Better: here with the vast wet forest at his back; the river at his feet; the canal, the key to all Barataria, Lafourche, and Terrebonne, full of Acadian fishermen, hunters, timber-cutters, moss-gatherers, and the like; the great city in sight from yonder neighbor’s balustraded house-top; and Claude there to rally to his side or he to Claude’s at a moment’s warning; he would be an operator—think of that!—not of the telegraph; an operator in the wild products of the swamp, the prairies tremblantes, the lakes, and in the small harvests of the pointes and bayou margins: moss, saw-logs, venison, wild-duck, fish, crabs, shrimp, melons, garlic, oranges, Périque tobacco. “Knowledge is power;” he knew wood, water, and sky by heart, spoke two languages, could read and write, and understood the ways and tastes of two or three odd sorts of lowly human kind. Self-command is dominion; I do not say the bottle went never to his lips, but it never was lifted high. And now to the blessed maxim gotten from Bonaventure he added one given him by Tarbox: “In h-union ees strank!” Not mere union of hands alone; but of counsels! There were Claude and Tarbox and he!

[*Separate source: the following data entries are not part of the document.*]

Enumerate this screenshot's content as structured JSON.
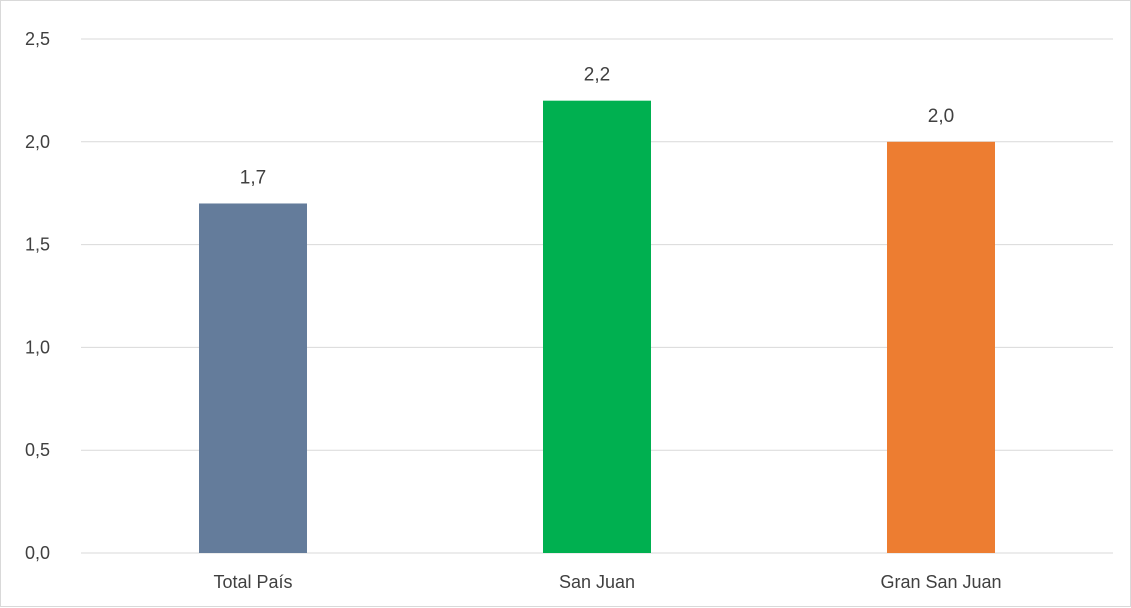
{
  "chart_data": {
    "type": "bar",
    "title": "",
    "xlabel": "",
    "ylabel": "",
    "categories": [
      "Total País",
      "San Juan",
      "Gran San Juan"
    ],
    "values": [
      1.7,
      2.2,
      2.0
    ],
    "data_labels": [
      "1,7",
      "2,2",
      "2,0"
    ],
    "colors": [
      "#647c9b",
      "#00b050",
      "#ed7d31"
    ],
    "ylim": [
      0,
      2.5
    ],
    "yticks": [
      0,
      0.5,
      1.0,
      1.5,
      2.0,
      2.5
    ],
    "ytick_labels": [
      "0,0",
      "0,5",
      "1,0",
      "1,5",
      "2,0",
      "2,5"
    ],
    "grid": true,
    "legend": "none"
  }
}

For instance; at Mr. Tarbox’s suggestion Claude brought to his father from the city every evening, now the “Picayune” and now the “Times-Democrat.” From European and national news he modestly turned aside. Whether he read the book-notices I do not know; I hope not. But when he had served supper—he was a capital camp cook—and he and Claude had eaten, and their pipes were lighted, you should have seen him scanning the latest quotations and debating the fluctuations of the moss market, the shrimp market, and the garlic market.

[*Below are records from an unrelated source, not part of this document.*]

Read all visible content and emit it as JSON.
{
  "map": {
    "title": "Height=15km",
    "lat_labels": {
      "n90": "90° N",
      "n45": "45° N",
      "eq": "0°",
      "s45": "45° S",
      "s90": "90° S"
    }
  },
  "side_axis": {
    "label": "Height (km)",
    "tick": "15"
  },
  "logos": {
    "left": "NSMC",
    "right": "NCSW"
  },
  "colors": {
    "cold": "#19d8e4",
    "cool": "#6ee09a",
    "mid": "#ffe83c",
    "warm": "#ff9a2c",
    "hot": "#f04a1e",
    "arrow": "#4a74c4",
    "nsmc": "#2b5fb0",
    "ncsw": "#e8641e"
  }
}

Thus Claude was rarely in the city save in the busy hours of the day. Much oftener than otherwise, he saw the crimson sunsets, and the cool purple sunrises as he and St. Pierre pulled in the father’s skiff diagonally to or fro across the Mississippi, between their cottage and the sleepy outposts of city street-cars, just under the levee at the edge of that green oak-dotted plain where a certain man, as gentle, shy, and unworldly as our engineer friend thought Claude to be, was raising the vast buildings of the next year’s Universal Exposition.

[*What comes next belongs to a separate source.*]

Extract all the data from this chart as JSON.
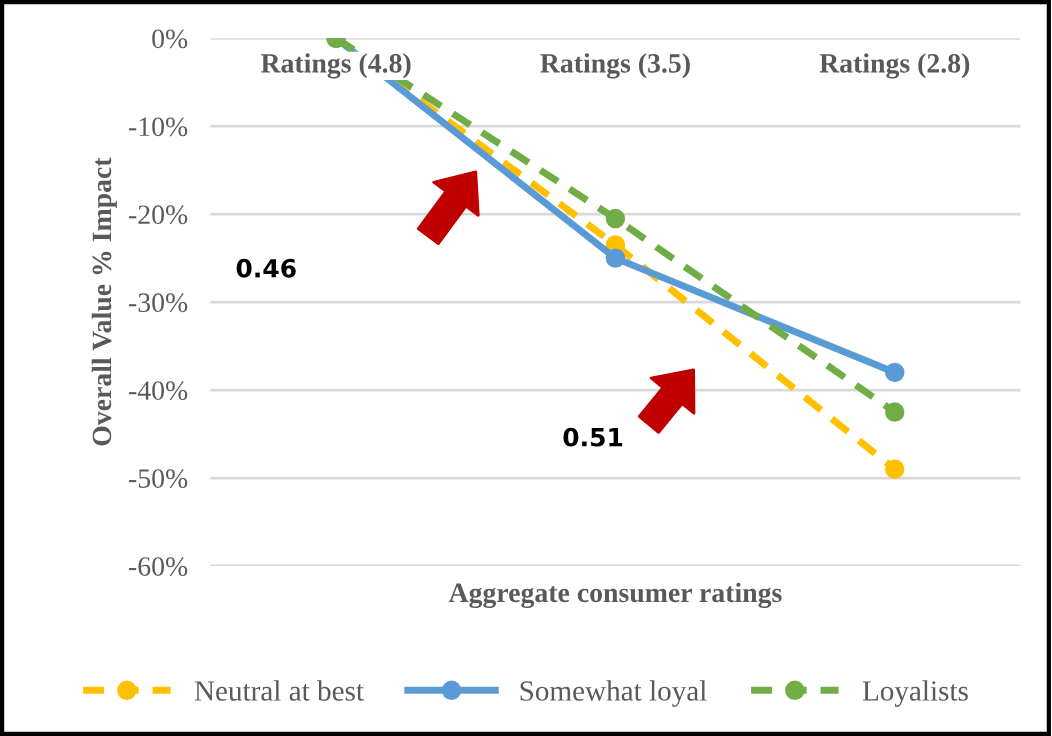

But all this explains only why Claude did not, to his knowledge, see Marguerite by accident. Yet by intention! Why not by intention? First, there was his fear of sinning against his father’s love. That alone might have failed to hold him back; but, second, there was his helplessness. Love made Tarbox, if any thing were needed to make him, brave; it made Claude a coward. And third, there was that helpless terror of society in general, of which we have heard his friend talk. I have seen a strong horse sink trembling to the earth at the beating of an empty drum. Claude looked with amazed despair at a man’s ability to overtake a pretty girl acquaintance in Canal Street, and walk and talk with her. He often asked himself how he had ever been a moment at his ease those November evenings in the tavern’s back-parlor at Vermilionville. It was because he had a task there; sociality was not the business of the hour.